Now we all know white bread gets a bad rap these days. While some of the criticism is justified, and we recognize whole wheat bread is better for us, there are occasions when you just need white bread instead of wheat bread. (My husband would protest that you need white bread EVERYDAY, but I don’t give in that easily.) Sometimes, though, I do give in. And if you are still buying white bread for your own picky kids, this will come as quite the joy.
The flavor is leaps-and-bounds better than store-bought bread, and the texture is soft, yet strong enough to hold sandwiches and not tear. It’s actually not as hard to make as you might think. It just takes time. This bread rises 3 whole times.
After the second rise, you pat the dough down into a rectangle.
Then you form it into a loaf and crimp the seam together at the bottom.
Your bread should look like this after the third rise. And then the final product …
Tada! A real loaf of white sandwich bread!
Adapted from The Joy of Cooking
Makes 1 9”x5” loaf
2 t. active dry yeast
1/8 c. (about 1 oz.) warm (105 to 115 degrees F) water
½ c. warm (105 to 115 degrees F) milk
½ c. (105 to 115 degrees F) water
1 T. shortening or butter, room temperature
1 T. sugar or honey
1 ¼ t. salt
2 ¼ to 2 ½ c. bread flour
In the bowl of a stand mixer, combine yeast and 1/8 c. warm water, and let stand for 5 minutes until the yeast foams. Whisk to dissolve yeast. Add milk, ½ c. water, shortening, sugar, and salt, whisking again to dissolve sugar. Add 1 ½ c. of the flour to the yeast mixture, and mix by hand for 1 minute. Gradually add the remaining flour until the dough is moist but not sticky. Knead for about 5 minutes on low speed with the dough hook until the dough is smooth and elastic. Remove dough from bowl temporarily, and oil the bowl. Return dough to bowl, turning it once to coat it in oil. Cover with plastic wrap and let rise until doubled in volume (about 1 hour). Knead the dough briefly, and let rise again until doubled (about 1 hour).

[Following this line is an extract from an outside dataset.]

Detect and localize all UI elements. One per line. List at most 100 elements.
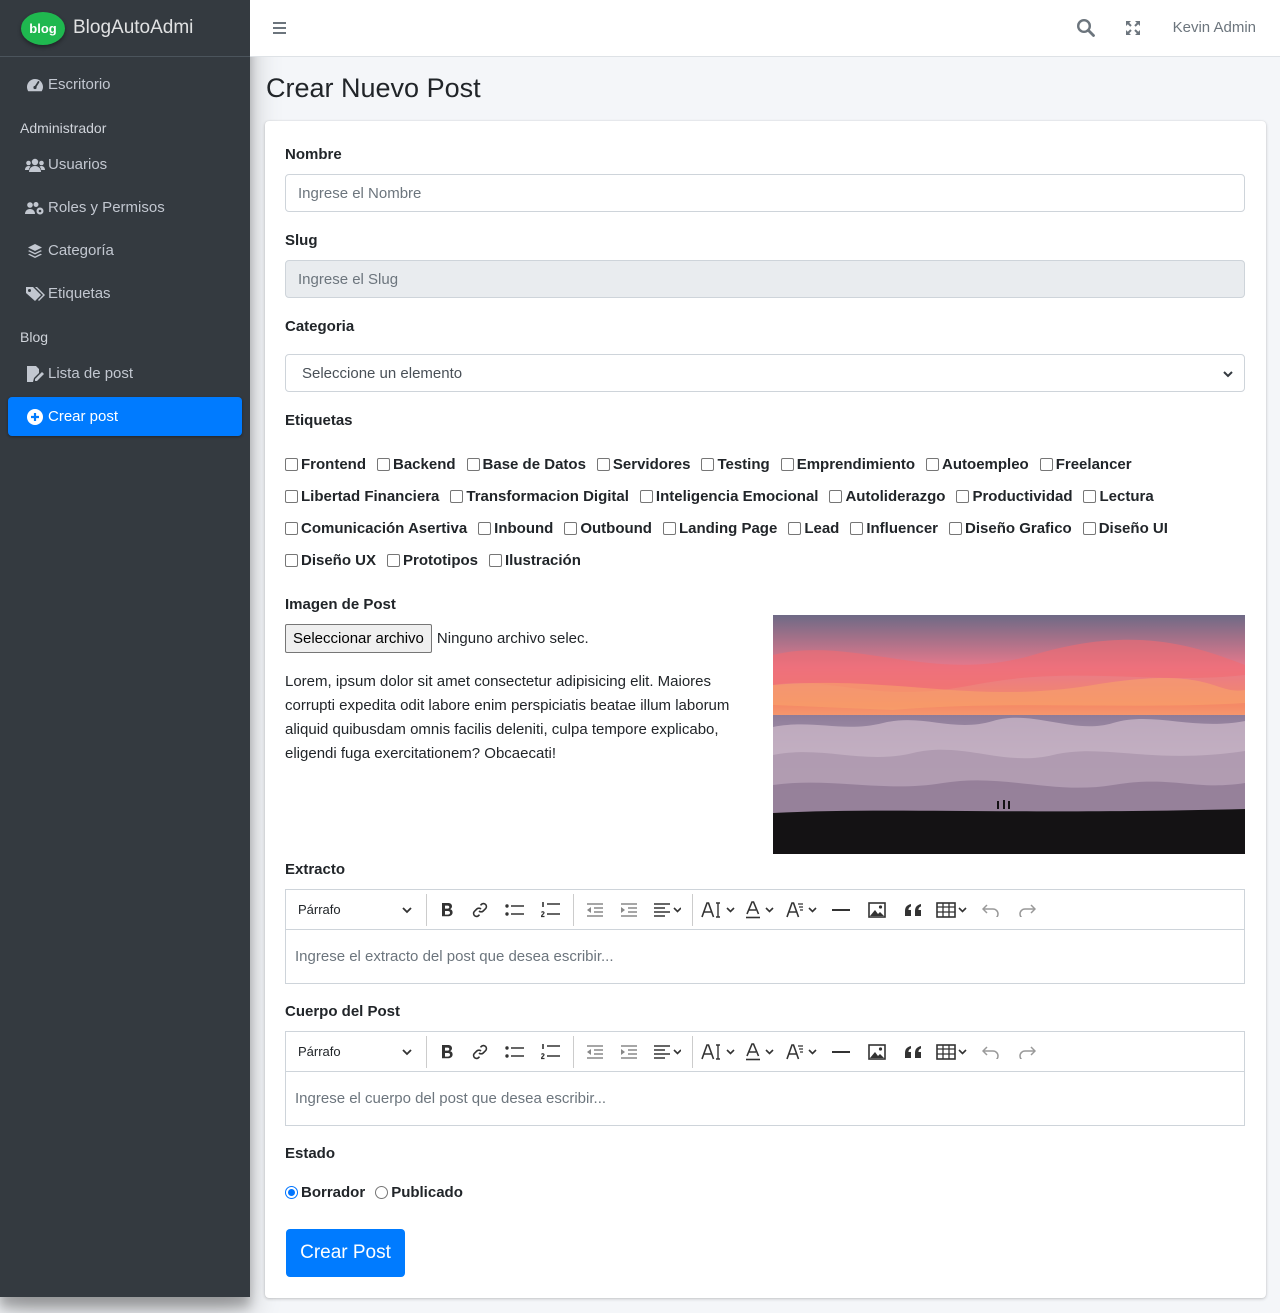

Grease one 9”x5” loaf pan. Gently remove the dough and place on a lightly floured surface. Shape and pat the dough into a rectangle, then form the dough into a loaf. Place seam side down into the pan. Cover loosely with oiled plastic wrap, and let until the loaf crests the sides of the pan, about 1 hour.
Meanwhile, preheat the oven to 450 degrees. Bake for 10 minutes. Reduce the heat to 350 degrees, and bake until the bottom of the loaf sounds hollow when tapped, about 25 to 30 minutes more. Remove the loaf from the pan to a rack, and let cool completely before slicing.